Reshaping the paradigm.

26 Sep

i’ve been writing an article now for abt 5 years outlining why the isthmus of Teauntepec cannot be the narrow neck as outlined in the Book of Mormon

but the more I researched the longer the article got. over the coming days and weeks I will be posting the  article in small segments so as not to over whelm the reader.

Since the 1981 publication of John Sorensen’s An Ancient American Setting for the Book of Mormon, a paradigm has been held amongst LDS scholars that has remained largely unquestioned.   Dr Sorensen is to be applauded for the work that he did in gettting the study of the Book of Mormon onto a more professional footing.It is now time for a new generation of scholars to build upon the work that he has done and take Book of Mormon studies in a new direction.
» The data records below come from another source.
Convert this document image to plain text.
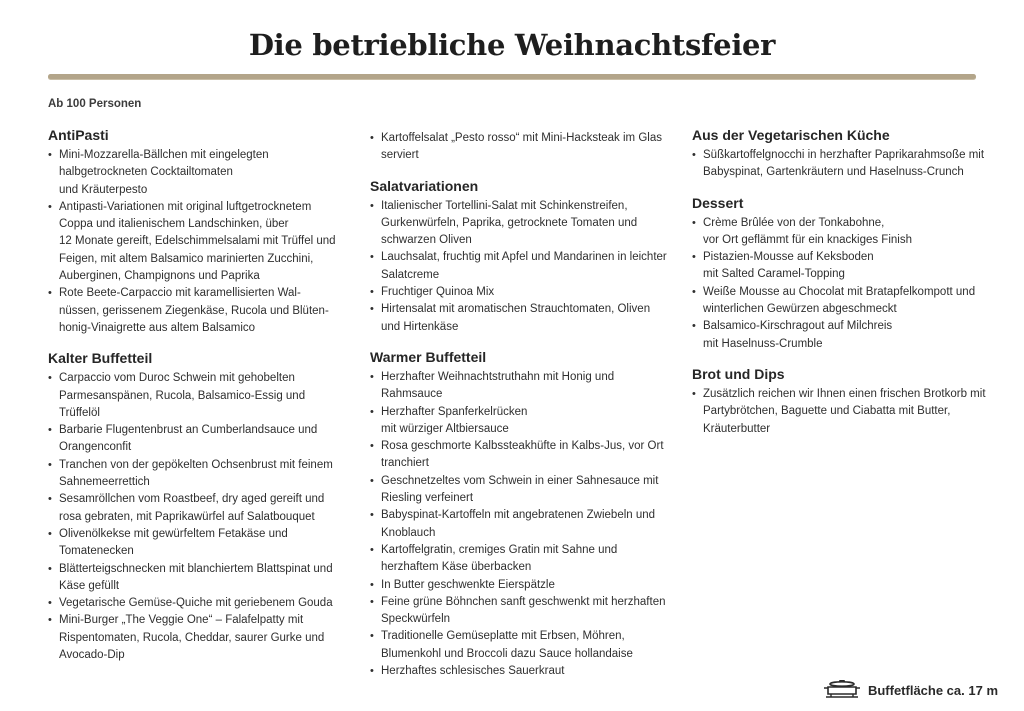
Die betriebliche Weihnachtsfeier
Ab 100 Personen
AntiPasti
• Mini-Mozzarella-Bällchen mit eingelegten
halbgetrockneten Cocktailtomaten
und Kräuterpesto
• Antipasti-Variationen mit original luftgetrocknetem Coppa und italienischem Landschinken, über
12 Monate gereift, Edelschimmelsalami mit Trüffel und Feigen, mit altem Balsamico marinierten Zucchini, Auberginen, Champignons und Paprika
• Rote Beete-Carpaccio mit karamellisierten Wal-
nüssen, gerissenem Ziegenkäse, Rucola und Blüten-
honig-Vinaigrette aus altem Balsamico
Kalter Buffetteil
• Carpaccio vom Duroc Schwein mit gehobelten Parmesanspänen, Rucola, Balsamico-Essig und Trüffelöl
• Barbarie Flugentenbrust an Cumberlandsauce und Orangenconfit
• Tranchen von der gepökelten Ochsenbrust mit feinem Sahnemeerrettich
• Sesamröllchen vom Roastbeef, dry aged gereift und rosa gebraten, mit Paprikawürfel auf Salatbouquet
• Olivenölkekse mit gewürfeltem Fetakäse und Tomatenecken
• Blätterteigschnecken mit blanchiertem Blattspinat und Käse gefüllt
• Vegetarische Gemüse-Quiche mit geriebenem Gouda
• Mini-Burger „The Veggie One“ – Falafelpatty mit Rispentomaten, Rucola, Cheddar, saurer Gurke und Avocado-Dip
• Kartoffelsalat „Pesto rosso“ mit Mini-Hacksteak im Glas serviert
Salatvariationen
• Italienischer Tortellini-Salat mit Schinkenstreifen, Gurkenwürfeln, Paprika, getrocknete Tomaten und schwarzen Oliven
• Lauchsalat, fruchtig mit Apfel und Mandarinen in leichter Salatcreme
• Fruchtiger Quinoa Mix
• Hirtensalat mit aromatischen Strauchtomaten, Oliven und Hirtenkäse
Warmer Buffetteil
• Herzhafter Weihnachtstruthahn mit Honig und Rahmsauce
• Herzhafter Spanferkelrücken
mit würziger Altbiersauce
• Rosa geschmorte Kalbssteakhüfte in Kalbs-Jus, vor Ort tranchiert
• Geschnetzeltes vom Schwein in einer Sahnesauce mit Riesling verfeinert
• Babyspinat-Kartoffeln mit angebratenen Zwiebeln und Knoblauch
• Kartoffelgratin, cremiges Gratin mit Sahne und herzhaftem Käse überbacken
• In Butter geschwenkte Eierspätzle
• Feine grüne Böhnchen sanft geschwenkt mit herzhaften Speckwürfeln
• Traditionelle Gemüseplatte mit Erbsen, Möhren, Blumenkohl und Broccoli dazu Sauce hollandaise
• Herzhaftes schlesisches Sauerkraut
Aus der Vegetarischen Küche
• Süßkartoffelgnocchi in herzhafter Paprikarahmsoße mit Babyspinat, Gartenkräutern und Haselnuss-Crunch
Dessert
• Crème Brûlée von der Tonkabohne,
vor Ort geflämmt für ein knackiges Finish
• Pistazien-Mousse auf Keksboden
mit Salted Caramel-Topping
• Weiße Mousse au Chocolat mit Bratapfelkompott und winterlichen Gewürzen abgeschmeckt
• Balsamico-Kirschragout auf Milchreis
mit Haselnuss-Crumble
Brot und Dips
• Zusätzlich reichen wir Ihnen einen frischen Brotkorb mit Partybrötchen, Baguette und Ciabatta mit Butter, Kräuterbutter
Buffetfläche ca. 17 m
Dr. Sorensen is analgous to the the Mayan scholar Eric Thompson, Mesoamerican studies had been hindered by the attitudes of the  Thompson.  Anthropologists and archaeologists had such respect for Thompson that they were unwilling to challenge his assumptions about the Maya,such as that the Maya were a peace priestly society and that they did not have a real writing system.

Linda Schele and Tatiana Prouskouif were some of the first art-historians whose views had not been shaped by Thompson’s dogma, and as their expertise and research gained respect amongst Mayanists, scholarly ideas about the Maya  began to change.

Dr Sorensen’s work relating to Book of Mormon geography can be seen as foundational, but similar to Thompson’s work, outdated and uninformed by more recent research and thinking in the field.  Book of Mormon geography studies are at the same stage now that Mayan studies were in the late 1970s.  Perhaps the respect which Dr Sorensen has been held in for the ground-breaking work that he did has influenced LDS scholars to be less willing to challenge the assumptions that underly his work.  The heavy influence of Sorensen’s conclusions on further Book of Mormon studies, however,  is gradually dissipating.  Sorrensen’s concept of “Nephite North” has been challenged for a long time and will not be included in this paper.  Likewise, Kirk Magelby (ref) has clearly proven that Sorrensen’s theory that Sidon is the Grivelja River cannot be correct, so this also will not be discussed.

There is one assumption of Dr Sorenson’s that everyone still accepts, and has yet to challenged, and that is that the Ithimus of Tehuantepec is the “narrow neck” mentioned in the Book of Mormon.  While this assumption makes working out the real-world geography of the Book of Mormon so much simpler, it is hoped that  the evidence that  will be presented in the rest of this article will prompt further investigation by LDS scholars outside the existing paradigm.

There  will  be as attempt to demonstrate that the political landscape at the time of the destruction of the Nephites precludes the Ithimus of Tehuantepec or anywhere near the ithimus. as being the “narrow neck”   This  will  be done  by examining  the cities of Teotihuacan and Monte Alban and their growth, as shown in the archeological record.  also  to be discussed will be  the impact that the growth of these two cities had on the Maya, of whom the Nephites were an ethnic-religious group.   While it is outside the scope of this paper to explain the complex evidence for cultural influences between the Maya and the Nephites, it is a fundamental assumption of my work that these two peoples interracted freely.   Also some  of documented character attributes of the military leader, Mormon, will  show  that he would not have led his people through the Isthmus of Tehuantepec, and it therefore cannot be the “narrow neck of land”.